[ANN] ChaChaCiphers.jl: fast cryptographic RNG and stream ciphers

ChaChaCiphers.jl

I’m happy to announce ChaChaCiphers.jl, a pure-Julia implementation of the ChaCha stream cipher family. This package aims to provide

  • fast, cryptographically-secure, and reproducible random number generators for CPU and GPU, and
  • building blocks that can be used for cryptographic primitives such as ChaCha20-Poly1305.

Usage

To use ChaChaCiphers.jl for cryptographically secure random number generation (CRNG), you can create a new ChaChaStream instance and feed it in as the rng parameter to functions like rand or randn:

julia> using ChaChaCiphers

julia> rng = ChaCha20Stream();

julia> rand(rng, Float32, 3)
3-element Vector{Float32}:
 0.2602576
 0.7704005
 0.96076345

julia> rand(rng, 1:10)
9

julia> randn(rng)
-0.8894196311020175

The GPU interface is still a WIP, but you can use Random.rand! on a CuArray with a CUDAChaChaStream instance to fill it with random values:

julia> using CUDA, Random

julia> x = CuVector{Float32}(undef, 1024);

julia> rng = CUDAChaCha20Stream();

julia> Random.rand!(rng, x);

Performance

Here are some simple benchmarks to give you an idea of the package’s current performance. Because the security requirements for a CRNG are much higher than those of other PRNGs like Xoshiro, it is by necessity much slower than using the default RNG, although

  • it’s still much faster than reading from RandomDevice(), and
  • you can speed things up by using fewer ChaCha rounds (e.g., by using rng = ChaCha12Stream()):

CPU performance

shell> sh -c "lscpu | grep 'Model name'"
Model name:            Intel(R) Xeon(R) Silver 4210 CPU @ 2.20GHz

julia> using BenchmarkTools, CUDA, Random, ChaChaCiphers

julia> rng = ChaCha20Stream();

julia> urandom = RandomDevice();

julia> x = Vector{UInt8}(undef, 2^20);

julia> @btime Random.rand!(rng, x);   # ChaChaCiphers.jl
  609.709 μs (4 allocations: 192 bytes)

julia> @btime Random.rand!(x);   # Default Xoshiro++ RNG
  30.512 μs (0 allocations: 0 bytes)

julia> @btime Random.rand!(urandom, x);   # OS CRNG
  5.848 ms (0 allocations: 0 bytes)

GPU performance

shell> nvidia-smi --query-gpu=gpu_name --format=csv -i 0
name
Quadro RTX 4000

julia> rng = CUDAChaCha20Stream();

julia> x = CuVector{UInt8}(undef, 2^30);

# Warm-up omitted

julia> CUDA.@elapsed Random.rand!(rng, x)
0.40175077f0

julia> CUDA.@elapsed Random.rand!(x)
0.024985567f0

What’s next

There’s still plenty of work to be done to improve performance, and eventually I’d like to expand the package to include other stream ciphers in the ChaCha family (e.g. XChaCha, and an IETF RFC 8439-compliant implementation of ChaCha20, as well as some more practical system improvements to improve security.
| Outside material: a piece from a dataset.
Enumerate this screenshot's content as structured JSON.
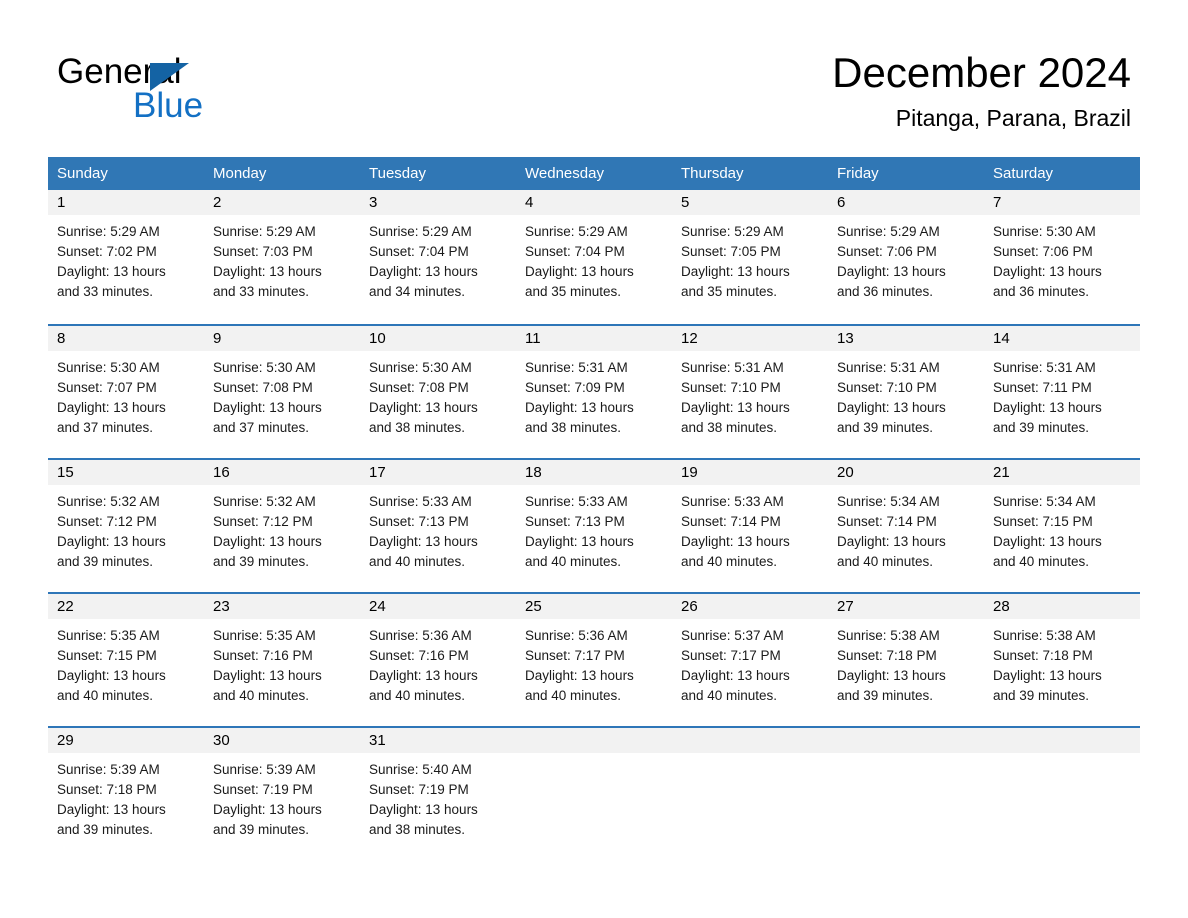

On the whole though, I’d say it’s at least in its minimal usable state for CRNG-dependent applications.

14 Likes

Very nice performance! Would be nice to have CUDA and SIMD as optional dependencies though, if you’re e.g. on a system that uses a non-NVidia GPU or on a system that doesn’t have SIMD (as far as I could tell, there’s no graceful fallback, right?). I think Requires.jl is for now the canonical way to handle this.

One question I do have: since you only allow filling of <: BitInteger arrays, what’s the advantage of using a custom UnsafeView instead of a regular view and/or reinterpret for converting to UInt8? IME, the latter two are exactly as efficient & shouldn’t produce problems here, since there’s no padding anyway.

1 Like

Thanks!

Would be nice to have CUDA and SIMD as optional dependencies though, if you’re e.g. on a system that uses a non-NVidia GPU or on a system that doesn’t have SIMD (as far as I could tell, there’s no graceful fallback, right?).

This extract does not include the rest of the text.